Nella giornata di venerdì, 5 Settembre, il vertice NATO di Newport, in Galles, ha portato ad alcune decisioni importanti: da un lato, sono state incrementate le strutture difensive dell’Europa. Dall’altro, è stato assicurato in maniera convincente l’appoggio dell’Alleanza Atlantica all’Ucraina dinnanzi all’aggressione militare della Russia.
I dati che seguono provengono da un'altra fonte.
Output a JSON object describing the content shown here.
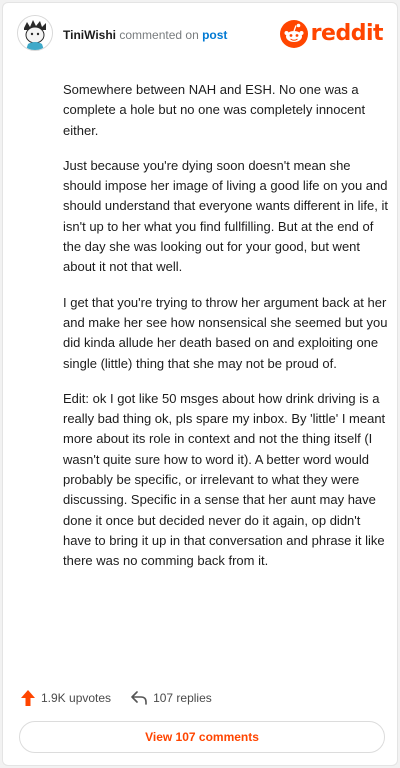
{
  "header": {
    "username": "TiniWishi",
    "verb": "commented on",
    "post_link": "post",
    "logo_text": "reddit"
  },
  "comment": {
    "paragraphs": [
      "Somewhere between NAH and ESH. No one was a complete a hole but no one was completely innocent either.",
      "Just because you're dying soon doesn't mean she should impose her image of living a good life on you and should understand that everyone wants different in life, it isn't up to her what you find fullfilling. But at the end of the day she was looking out for your good, but went about it not that well.",
      "I get that you're trying to throw her argument back at her and make her see how nonsensical she seemed but you did kinda allude her death based on and exploiting one single (little) thing that she may not be proud of.",
      "Edit: ok I got like 50 msges about how drink driving is a really bad thing ok, pls spare my inbox. By 'little' I meant more about its role in context and not the thing itself (I wasn't quite sure how to word it). A better word would probably be specific, or irrelevant to what they were discussing. Specific in a sense that her aunt may have done it once but decided never do it again, op didn't have to bring it up in that conversation and phrase it like there was no comming back from it."
    ]
  },
  "actions": {
    "upvotes": "1.9K upvotes",
    "replies": "107 replies"
  },
  "view_comments": "View 107 comments",
  "colors": {
    "brand": "#ff4500",
    "link": "#0079d3",
    "text": "#1c1c1c",
    "muted": "#787c7e"
  },
  "icons": [
    "avatar",
    "reddit-snoo-icon",
    "upvote-arrow-icon",
    "reply-arrow-icon"
  ]
}
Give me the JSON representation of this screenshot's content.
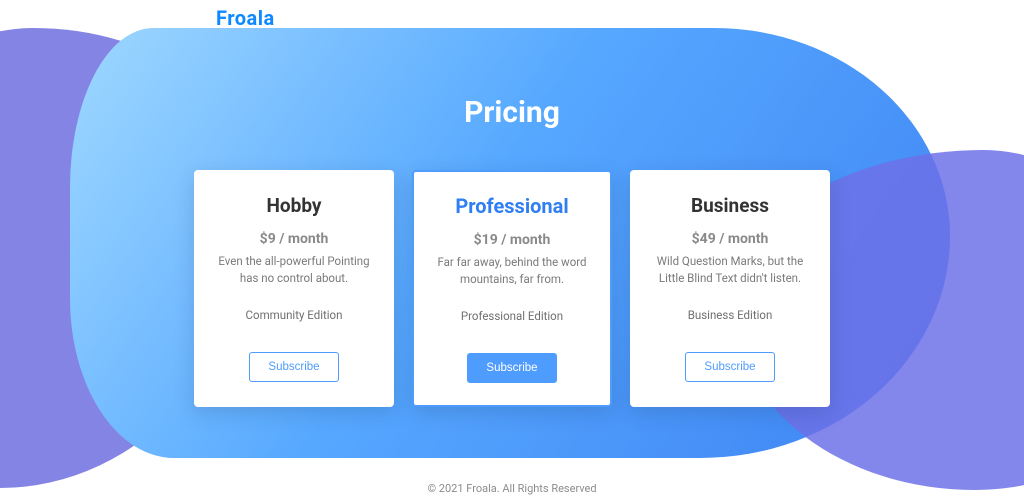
{
  "brand": {
    "name": "Froala"
  },
  "header": {
    "title": "Pricing"
  },
  "plans": [
    {
      "name": "Hobby",
      "price": "$9 / month",
      "desc": "Even the all-powerful Pointing has no control about.",
      "edition": "Community Edition",
      "cta": "Subscribe",
      "featured": false
    },
    {
      "name": "Professional",
      "price": "$19 / month",
      "desc": "Far far away, behind the word mountains, far from.",
      "edition": "Professional Edition",
      "cta": "Subscribe",
      "featured": true
    },
    {
      "name": "Business",
      "price": "$49 / month",
      "desc": "Wild Question Marks, but the Little Blind Text didn't listen.",
      "edition": "Business Edition",
      "cta": "Subscribe",
      "featured": false
    }
  ],
  "footer": {
    "text": "© 2021 Froala. All Rights Reserved"
  }
}
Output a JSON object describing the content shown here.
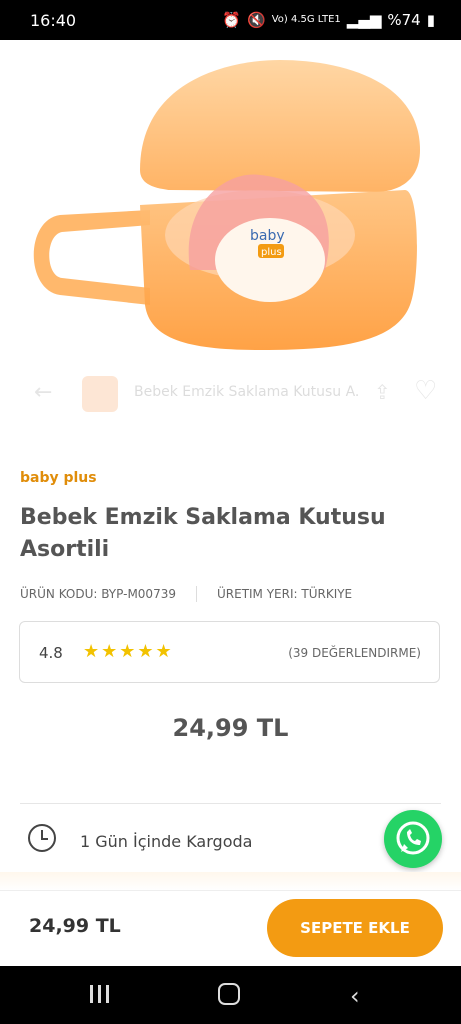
{
  "status_bar": {
    "time": "16:40",
    "network": "Vo) 4.5G LTE1",
    "battery": "%74"
  },
  "product_image": {
    "description_icon": "pacifier-case-image"
  },
  "sticky_header": {
    "back_icon": "arrow-left-icon",
    "title": "Bebek Emzik Saklama Kutusu A.",
    "share_icon": "share-icon",
    "favorite_icon": "heart-icon"
  },
  "product": {
    "brand": "baby plus",
    "title": "Bebek Emzik Saklama Kutusu Asortili",
    "code": "ÜRÜN KODU: BYP-M00739",
    "origin": "ÜRETIM YERI: TÜRKIYE",
    "rating": "4.8",
    "stars": "★★★★★",
    "review_count": "(39 DEĞERLENDIRME)",
    "price": "24,99 TL",
    "shipping": "1 Gün İçinde Kargoda"
  },
  "bottom_bar": {
    "price": "24,99 TL",
    "cart_button": "SEPETE EKLE"
  },
  "colors": {
    "accent": "#f39b12",
    "brand": "#e08d0a",
    "whatsapp": "#25d366",
    "stars": "#f2c200"
  }
}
Come dichiarato dal Segretario Generale della NATO, Anders Fogh Rasmussen, i Paesi dell’Alleanza Atlantica hanno concordato in merito alla creazione di una forza militare di pronta risposta con base in Polonia, concepita per incrementare la difesa armata dei Paesi dell’Europa Centro-Orientale da possibili attacchi provenienti dalla Russia.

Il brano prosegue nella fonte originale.